A black Birkin sits next to a blue couch. The floor is emblazoned with an oval office crest, on the wall are two flags and a portrait. There is also an old wooden desk with a lamp.

The Purse: Don't Look Up

Jonah Hill's iconic accessory from Adam McKay's end-of-the-world comedy.
29 December 20212 min read

No film this year, or perhaps ever, will elicit laughter at the sight of a fashion accessory quite like Don’t Look Up.

Directed by Academy Award winner Adam McKay (The Big Short, Vice, Anchorman), the knowing comedy stars Jennifer Lawrence and Leonardo DiCaprio as astronomers who discover an apocalyptic comet headed straight for Earth and do everything they can to warn the world of impending doom. But their efforts are stymied in large part by a vacuous U.S. president, played by Meryl Streep, who appears indifferent to credible scientific fact.

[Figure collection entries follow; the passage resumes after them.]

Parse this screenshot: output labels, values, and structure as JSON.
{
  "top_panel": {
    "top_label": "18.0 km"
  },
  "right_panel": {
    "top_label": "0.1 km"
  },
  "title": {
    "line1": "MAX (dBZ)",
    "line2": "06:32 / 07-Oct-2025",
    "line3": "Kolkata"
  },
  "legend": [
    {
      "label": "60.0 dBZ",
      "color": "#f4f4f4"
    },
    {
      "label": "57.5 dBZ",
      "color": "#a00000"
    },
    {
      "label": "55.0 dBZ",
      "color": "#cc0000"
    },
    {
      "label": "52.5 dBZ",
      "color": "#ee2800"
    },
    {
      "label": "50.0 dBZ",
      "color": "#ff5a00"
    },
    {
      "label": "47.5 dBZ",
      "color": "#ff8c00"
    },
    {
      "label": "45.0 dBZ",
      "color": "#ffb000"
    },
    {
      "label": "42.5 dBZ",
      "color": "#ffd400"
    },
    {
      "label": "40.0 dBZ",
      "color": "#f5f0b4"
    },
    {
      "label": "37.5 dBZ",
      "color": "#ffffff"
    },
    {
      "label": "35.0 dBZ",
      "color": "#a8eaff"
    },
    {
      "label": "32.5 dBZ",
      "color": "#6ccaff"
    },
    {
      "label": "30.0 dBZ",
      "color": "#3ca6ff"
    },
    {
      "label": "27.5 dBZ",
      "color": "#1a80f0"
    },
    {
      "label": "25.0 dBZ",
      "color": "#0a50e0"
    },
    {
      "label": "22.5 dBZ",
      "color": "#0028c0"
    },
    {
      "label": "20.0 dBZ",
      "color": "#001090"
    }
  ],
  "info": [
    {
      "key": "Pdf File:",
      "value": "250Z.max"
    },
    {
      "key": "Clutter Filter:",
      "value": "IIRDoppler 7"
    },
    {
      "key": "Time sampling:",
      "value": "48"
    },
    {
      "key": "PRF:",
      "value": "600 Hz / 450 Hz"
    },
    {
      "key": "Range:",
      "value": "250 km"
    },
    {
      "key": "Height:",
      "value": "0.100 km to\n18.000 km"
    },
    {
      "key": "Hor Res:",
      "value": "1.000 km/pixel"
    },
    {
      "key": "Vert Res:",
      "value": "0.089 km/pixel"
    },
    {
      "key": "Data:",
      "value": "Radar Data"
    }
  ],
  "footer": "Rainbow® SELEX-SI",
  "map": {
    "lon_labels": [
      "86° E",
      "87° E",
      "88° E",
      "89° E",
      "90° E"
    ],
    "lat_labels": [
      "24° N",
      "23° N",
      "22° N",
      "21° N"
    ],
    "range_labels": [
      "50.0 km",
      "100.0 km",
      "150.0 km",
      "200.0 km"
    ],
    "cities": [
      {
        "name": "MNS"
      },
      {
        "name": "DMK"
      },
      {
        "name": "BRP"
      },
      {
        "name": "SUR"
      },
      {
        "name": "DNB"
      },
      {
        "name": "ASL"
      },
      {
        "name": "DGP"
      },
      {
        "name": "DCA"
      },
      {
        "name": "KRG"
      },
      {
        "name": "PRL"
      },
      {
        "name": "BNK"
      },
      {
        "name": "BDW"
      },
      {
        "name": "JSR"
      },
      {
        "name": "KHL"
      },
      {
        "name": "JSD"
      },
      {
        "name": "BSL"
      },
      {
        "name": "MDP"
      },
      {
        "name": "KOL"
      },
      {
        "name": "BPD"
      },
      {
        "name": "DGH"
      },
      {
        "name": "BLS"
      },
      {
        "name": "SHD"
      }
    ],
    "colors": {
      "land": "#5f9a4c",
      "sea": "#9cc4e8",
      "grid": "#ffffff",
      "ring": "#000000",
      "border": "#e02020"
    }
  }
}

Not helping matters is her chief of staff, who also happens to be her son, Jason, played by an uproarious Jonah Hill. He’s a man-child riding his mother’s political coattails whose job largely consists of parroting her ill-informed points of view while carrying a chic black Birkin handbag.

Rob Morgan, Leonardo DiCaprio, Jonah Hill, Jennifer Lawrence, and Meryl Streep sit in the oval office. Morgan wears a grey suit. DiCaprio wears a green corduroy jacket. Hill wears a navy suit with a black Birkin at his feet. Lawrence wears a green top, but only her bright red hair is visible. Streep wears a fabulous red skirt suit with matching heels.

Rob Morgan, Leonardo DiCaprio, Jonah Hill, Jennifer Lawrence, and Meryl Streep

Hill is at his comedic best in this role, goading Lawrence’s Kate as her frustration mounts at the willful ignorance around her. Along with bringing his improv genius to set, Hill also arrived with the idea for Jason to have a Birkin bag. “The more that Jonah kept carrying the Birkin bag in scenes, the more it kept making me laugh,” says McKay. “So in the end, there are actually shots where the Birkin bag gets its own single.”

With the end of the world fast approaching, Jason is quite literally the one left holding the bag. And while many viewers might assume it’s the president’s purse slung across her son’s shoulder — which would be unsurprising given their dynamic — the filmmakers actually intended for it to be Jason’s own. The joke is not only that he has the coveted $30,000 accessory, but also that he would use it to carry confidential documents and, most frighteningly absurd of all, nuclear launch codes.